Ignores the specified table changes during replication. You can specify multiple tables to be ignored in the toml file. For example:

  1. [[syncer.ignore-table]]
  2. db-name = "test"
  3. tbl-name = "log"
  4. [[syncer.ignore-table]]
  5. db-name = "test"
  6. tbl-name = "audit"

If all changes in a binlog file are filtered, the whole binlog file is ignored.

Default value: []

replicate-do-db

  • Specifies the database to be replicated. For example, [db1, db2].
  • Default value: []

replicate-do-table

Specifies the table to be replicated. For example:

  1. [[syncer.replicate-do-table]]
  2. db-name ="test"
  3. tbl-name = "log"
  4. [[syncer.replicate-do-table]]
  5. db-name ="test"
  6. tbl-name = "~^a.*"

Default value: []

txn-batch

  • When the downstream is the mysql or tidb type, DML operations are executed in different batches. This parameter specifies how many DML operations can be included in each transaction.
  • Default value: 20

worker-count

  • When the downstream is the mysql or tidb type, DML operations are executed concurrently. This parameter specifies the concurrency numbers of DML operations.
  • Default value: 16

disable-dispatch

  • Disables the concurrency and forcibly set worker-count to 1.
  • Default value: false

safe-mode

If the safe mode is enabled, Drainer modifies the replication updates in the following way:

  • Insert is modified to Replace Into
  • Update is modified to Delete plus Replace Into

Default value: false

syncer.to

The syncer.to section introduces different types of downstream configuration items according to configuration types.

mysql/tidb

The following configuration items are related to connection to downstream databases:

  • host: If this item is not set, TiDB Binlog tries to check the MYSQL_HOST environment variable which is localhost by default.
  • port: If this item is not set, TiDB Binlog tries to check the MYSQL_PORT environment variable which is 3306 by default.
  • user: If this item is not set, TiDB Binlog tries to check the MYSQL_USER environment variable which is root by default.
  • password: If this item is not set, TiDB Binlog tries to check the MYSQL_PSWD environment variable which is "" by default.
  • read-timeout: Specifies the I/O read timeout of the downstream database connection. The default value is 1m. If Drainer keeps failing on some DDLs that take a long time, you can set this configuration to a larger value.

file

  • dir: Specifies the directory where binlog files are stored. If this item is not set, data-dir is used.

kafka

When the downstream is Kafka, the valid configuration items are as follows:

  • zookeeper-addrs
  • kafka-addrs
  • kafka-version
  • kafka-max-messages
  • kafka-max-message-size
  • topic-name

syncer.to.checkpoint

  • type: Specifies in what way the replication progress is saved. Currently, the available options are mysql, tidb, and file.

    This configuration item is the same as the downstream type by default.
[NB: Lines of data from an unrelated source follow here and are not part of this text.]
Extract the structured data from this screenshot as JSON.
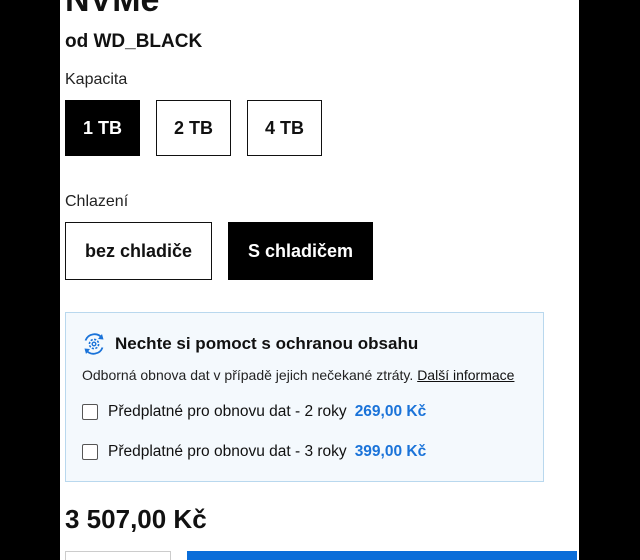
{
  "product": {
    "title_partial": "NVMe™",
    "brand": "od WD_BLACK"
  },
  "capacity": {
    "label": "Kapacita",
    "options": [
      "1 TB",
      "2 TB",
      "4 TB"
    ],
    "selected": "1 TB"
  },
  "cooling": {
    "label": "Chlazení",
    "options": [
      "bez chladiče",
      "S chladičem"
    ],
    "selected": "S chladičem"
  },
  "protection": {
    "icon": "data-recovery-gear-icon",
    "title": "Nechte si pomoct s ochranou obsahu",
    "description": "Odborná obnova dat v případě jejich nečekané ztráty.",
    "link": "Další informace",
    "plans": [
      {
        "label": "Předplatné pro obnovu dat - 2 roky",
        "price": "269,00 Kč",
        "checked": false
      },
      {
        "label": "Předplatné pro obnovu dat - 3 roky",
        "price": "399,00 Kč",
        "checked": false
      }
    ]
  },
  "price": "3 507,00 Kč",
  "colors": {
    "accent_blue": "#1a73d9",
    "selected_bg": "#000000",
    "help_bg": "#f4f9fd"
  }
}
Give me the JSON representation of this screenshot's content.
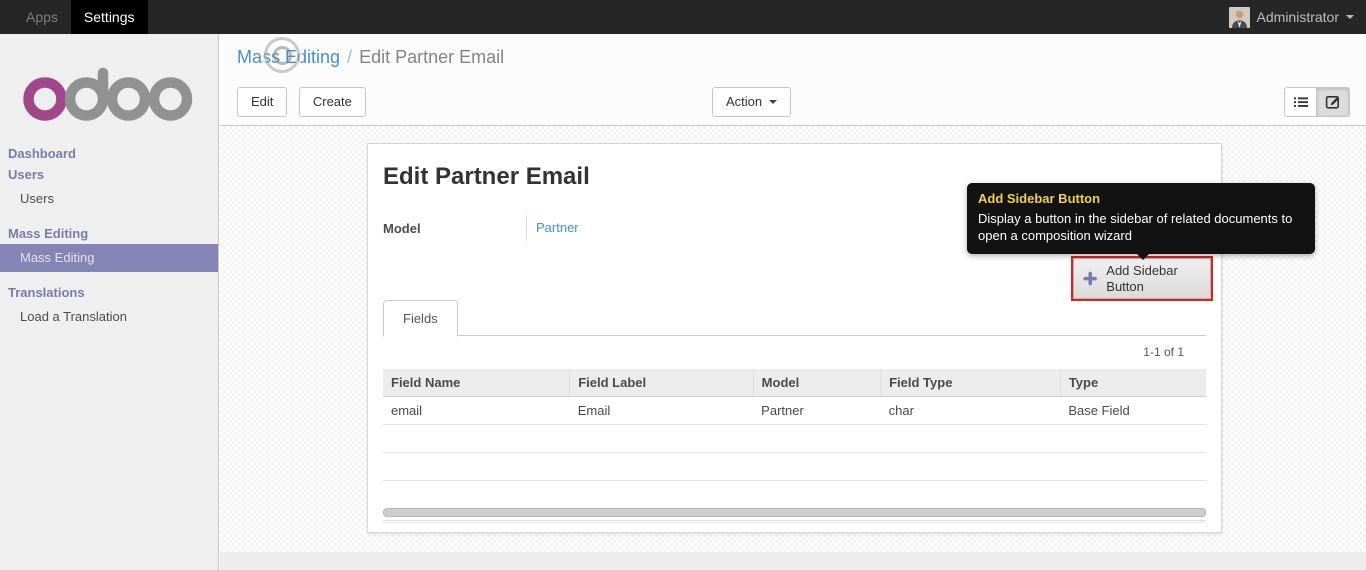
{
  "topbar": {
    "menus": [
      {
        "label": "Apps",
        "active": false
      },
      {
        "label": "Settings",
        "active": true
      }
    ],
    "user": {
      "name": "Administrator"
    }
  },
  "sidebar": {
    "logo_text": "odoo",
    "sections": [
      {
        "heading": "Dashboard",
        "items": []
      },
      {
        "heading": "Users",
        "items": [
          {
            "label": "Users",
            "active": false
          }
        ]
      },
      {
        "heading": "Mass Editing",
        "items": [
          {
            "label": "Mass Editing",
            "active": true
          }
        ]
      },
      {
        "heading": "Translations",
        "items": [
          {
            "label": "Load a Translation",
            "active": false
          }
        ]
      }
    ]
  },
  "breadcrumb": {
    "parent": "Mass Editing",
    "separator": "/",
    "current": "Edit Partner Email"
  },
  "control_panel": {
    "edit_label": "Edit",
    "create_label": "Create",
    "action_label": "Action"
  },
  "form": {
    "title": "Edit Partner Email",
    "model_label": "Model",
    "model_value": "Partner",
    "add_sidebar_button_label": "Add Sidebar Button",
    "tab_fields_label": "Fields",
    "pager": "1-1 of 1"
  },
  "tooltip": {
    "title": "Add Sidebar Button",
    "body": "Display a button in the sidebar of related documents to open a composition wizard"
  },
  "table": {
    "headers": [
      "Field Name",
      "Field Label",
      "Model",
      "Field Type",
      "Type"
    ],
    "rows": [
      [
        "email",
        "Email",
        "Partner",
        "char",
        "Base Field"
      ]
    ]
  },
  "icons": {
    "avatar": "user-photo",
    "user_caret": "caret-down",
    "action_caret": "caret-down",
    "view_list": "list-bullets",
    "view_form": "pencil-square",
    "add_plus": "plus",
    "spinner": "loading-rings"
  },
  "colors": {
    "topbar_bg": "#262626",
    "topbar_active_bg": "#000000",
    "sidebar_heading": "#7b7aad",
    "sidebar_active_bg": "#8584b7",
    "link_blue": "#4592c8",
    "logo_magenta": "#a0488c",
    "logo_gray": "#919191",
    "tooltip_title_yellow": "#edd052",
    "annotation_red": "#e0201d",
    "plus_purple": "#7b7aad"
  }
}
For example, when the downstream is file, the checkpoint progress is saved in the local file <data-dir>/savepoint; when the downstream is mysql, the progress is saved in the downstream database. If you need to explicitly specify using mysql or tidb to store the progress, make the following configuration:

  • schema: "tidb_binlog" by default.

    Drainer - 图1

    Note

    When deploying multiple Drainer nodes in the same TiDB cluster, you need to specify a different checkpoint schema for each node. Otherwise, the replication progress of two instances will overwrite each other.

  • host

  • user

  • password

  • port